Brewer sees $1.5B loss in North American sales
Dip came as Anheuser-Busch was criticized over transgender influencer
Sales at Anheuser-Busch InBev in North America decreased by about $1.5 billion last year amid a tumultuous year for its premier product, Bud Light, the company said.
North American sales decreased to $15.1 billion from $16.6 billion one year earlier as sales to wholesalers and retailers such as liquor stores decreased by about 12% apiece.
“A billion dollars is a billion dollars, and that hurts even billionaires,” said Bump Williams of Bump Williams Consulting, a Connecticut-based firm that specializes in the alcoholic beverage industry.

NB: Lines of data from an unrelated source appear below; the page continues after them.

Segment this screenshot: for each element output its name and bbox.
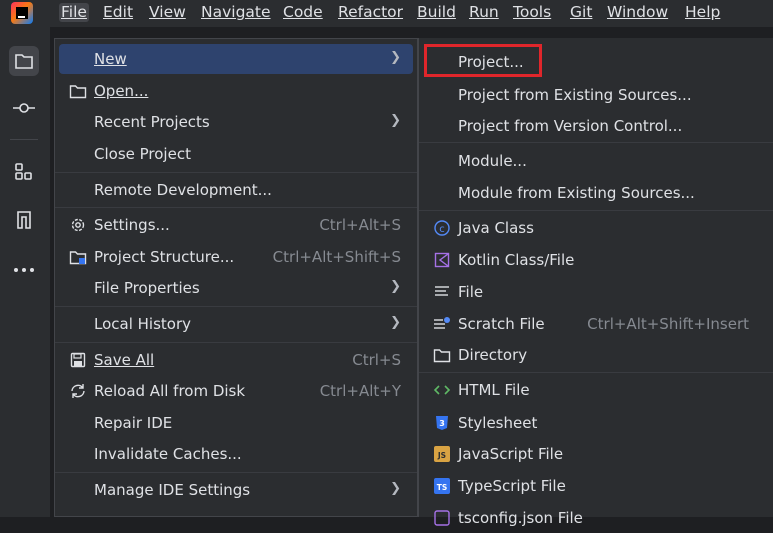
submenu-item-project-vcs[interactable]: Project from Version Control... [423, 111, 769, 141]
project-folder-icon[interactable] [9, 46, 39, 76]
menu-item-remote-development[interactable]: Remote Development... [59, 175, 413, 205]
menu-item-new[interactable]: New ❯ [59, 44, 413, 74]
submenu-item-html-file[interactable]: HTML File [423, 375, 769, 405]
menu-separator [55, 472, 417, 473]
svg-text:3: 3 [439, 419, 445, 428]
menu-window[interactable]: Window [607, 3, 668, 22]
submenu-item-file[interactable]: File [423, 277, 769, 307]
menu-separator [419, 142, 773, 143]
tsconfig-file-icon [433, 509, 451, 527]
menu-item-project-structure[interactable]: Project Structure... Ctrl+Alt+Shift+S [59, 242, 413, 272]
menu-item-settings[interactable]: Settings... Ctrl+Alt+S [59, 210, 413, 240]
chevron-right-icon: ❯ [390, 315, 401, 330]
submenu-item-directory[interactable]: Directory [423, 340, 769, 370]
submenu-item-kotlin-class[interactable]: Kotlin Class/File [423, 245, 769, 275]
typescript-file-icon: TS [433, 477, 451, 495]
reload-icon [69, 382, 87, 400]
menu-separator [419, 372, 773, 373]
project-structure-icon [69, 248, 87, 266]
menu-edit[interactable]: Edit [103, 3, 133, 22]
submenu-item-project-existing[interactable]: Project from Existing Sources... [423, 80, 769, 110]
menu-git[interactable]: Git [570, 3, 592, 22]
javascript-file-icon: JS [433, 445, 451, 463]
submenu-item-javascript-file[interactable]: JS JavaScript File [423, 439, 769, 469]
main-menubar: File Edit View Navigate Code Refactor Bu… [0, 0, 773, 27]
structure-icon[interactable] [9, 157, 39, 187]
text-file-icon [433, 283, 451, 301]
menu-separator [55, 172, 417, 173]
submenu-item-module[interactable]: Module... [423, 146, 769, 176]
menu-view[interactable]: View [149, 3, 186, 22]
menu-tools[interactable]: Tools [513, 3, 551, 22]
chevron-right-icon: ❯ [390, 113, 401, 128]
bookmarks-icon[interactable] [9, 205, 39, 235]
submenu-item-java-class[interactable]: c Java Class [423, 213, 769, 243]
menu-separator [419, 210, 773, 211]
scratch-file-icon [433, 315, 451, 333]
html-file-icon [433, 381, 451, 399]
gear-icon [69, 216, 87, 234]
css-file-icon: 3 [433, 414, 451, 432]
menu-item-open[interactable]: Open... [59, 76, 413, 106]
more-tools-icon[interactable] [9, 255, 39, 285]
svg-text:JS: JS [437, 451, 446, 460]
menu-refactor[interactable]: Refactor [338, 3, 403, 22]
menu-help[interactable]: Help [685, 3, 720, 22]
menu-item-local-history[interactable]: Local History ❯ [59, 309, 413, 339]
menu-item-reload-all[interactable]: Reload All from Disk Ctrl+Alt+Y [59, 376, 413, 406]
chevron-right-icon: ❯ [390, 50, 401, 65]
menu-item-label: New [94, 50, 127, 68]
new-submenu: Project... Project from Existing Sources… [418, 38, 773, 527]
menu-item-close-project[interactable]: Close Project [59, 139, 413, 169]
save-icon [69, 351, 87, 369]
java-class-icon: c [433, 219, 451, 237]
submenu-item-scratch-file[interactable]: Scratch File Ctrl+Alt+Shift+Insert [423, 309, 769, 339]
chevron-right-icon: ❯ [390, 481, 401, 496]
submenu-item-tsconfig-file[interactable]: tsconfig.json File [423, 503, 769, 533]
submenu-item-stylesheet[interactable]: 3 Stylesheet [423, 408, 769, 438]
menu-separator [55, 342, 417, 343]
submenu-item-typescript-file[interactable]: TS TypeScript File [423, 471, 769, 501]
kotlin-class-icon [433, 251, 451, 269]
menu-item-repair-ide[interactable]: Repair IDE [59, 408, 413, 438]
svg-text:c: c [439, 224, 445, 235]
menu-item-recent-projects[interactable]: Recent Projects ❯ [59, 107, 413, 137]
commit-icon[interactable] [9, 93, 39, 123]
highlight-annotation-box [424, 44, 542, 77]
app-logo-icon[interactable] [11, 2, 33, 24]
menu-build[interactable]: Build [417, 3, 456, 22]
tool-window-sidebar [0, 27, 51, 517]
menu-run[interactable]: Run [469, 3, 499, 22]
menu-file[interactable]: File [59, 3, 89, 22]
chevron-right-icon: ❯ [390, 279, 401, 294]
menu-navigate[interactable]: Navigate [201, 3, 271, 22]
menu-separator [55, 306, 417, 307]
file-menu: New ❯ Open... Recent Projects ❯ Close Pr… [54, 38, 418, 517]
submenu-item-module-existing[interactable]: Module from Existing Sources... [423, 178, 769, 208]
svg-text:TS: TS [437, 483, 448, 492]
menu-code[interactable]: Code [283, 3, 323, 22]
menu-item-invalidate-caches[interactable]: Invalidate Caches... [59, 439, 413, 469]
sidebar-separator [10, 139, 38, 140]
menu-item-manage-ide-settings[interactable]: Manage IDE Settings ❯ [59, 475, 413, 505]
folder-icon [69, 82, 87, 100]
folder-icon [433, 346, 451, 364]
menu-item-save-all[interactable]: Save All Ctrl+S [59, 345, 413, 375]
menu-separator [55, 207, 417, 208]
menu-item-file-properties[interactable]: File Properties ❯ [59, 273, 413, 303]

Last year’s slump came as the company faced swift backlash last spring when it sent a personalized Bud Light can to transgender influencer Dylan Mulvaney as part of a marketing campaign, prompting some consumers, including celebrities such as Kid Rock, to call for a boycott of Bud Light.
Sales plummeted as a result, and over the summer Modelo Especial dethroned Bud Light for the first time in more than two decades as the best-selling beer in America.
Williams said the sales decrease matters most to wholesalers — workers who are not part of the corporate team, and whose losses make up the figure.
“When I look at a $1 billion loss, I don’t look at the sum. I look at the pieces,” Williams said. “It’s the distributor network who had 50-60% of their profits evaporate last year. … That’s who paid the price for all of this last year. All those people who lost millions of dollars.”
A-B InBev CEO Michel Doukeris acknowledged during an earnings call with investors Thursday that Bud Light had dragged down A-B sales in North America, as the company’s “full growth potential was constrained by the performance of our U.S. business.”
Doukeris said last year was challenging, but he called the beer industry resilient, noting that the brewer provided financial assistance to wholesale partners and increased investment in brands in response.
“Our market share continued to improve gradually from May to the most recent weeks in February,” Doukeris told investors.
Revenue was up for A-B last year in all other markets — the Middle Americas, South America, Europe, the Middle East and Africa and Asia Pacific — ushering in an all-time high for the company with $59.4 billion in sales.
Though U.S. sales were down about 9.5%, overall revenue for the Belgium-based brewer was up almost 8% last year.
The earnings call came the day after the brewer narrowly avoided a strike at its 12 U.S. plants after reaching a tentative labor agreement with the International Brotherhood of Teamsters on Wednesday.
Since last spring’s criticism, A-B has doubled down on investments in sports, music and other popular platforms. During this year’s Super Bowl, the company ran three different television ads featuring celebrities such as Post Malone and Lionel Messi.
During Thursday’s call, Doukeris highlighted several of those recent brand deals.
He pointed to Bud Light’s UFC deal, the continued Folds of Honor partnership and the company’s brand presence at a major soccer championship and the Olympics, where A-B recently signed on to a partnership through 2028.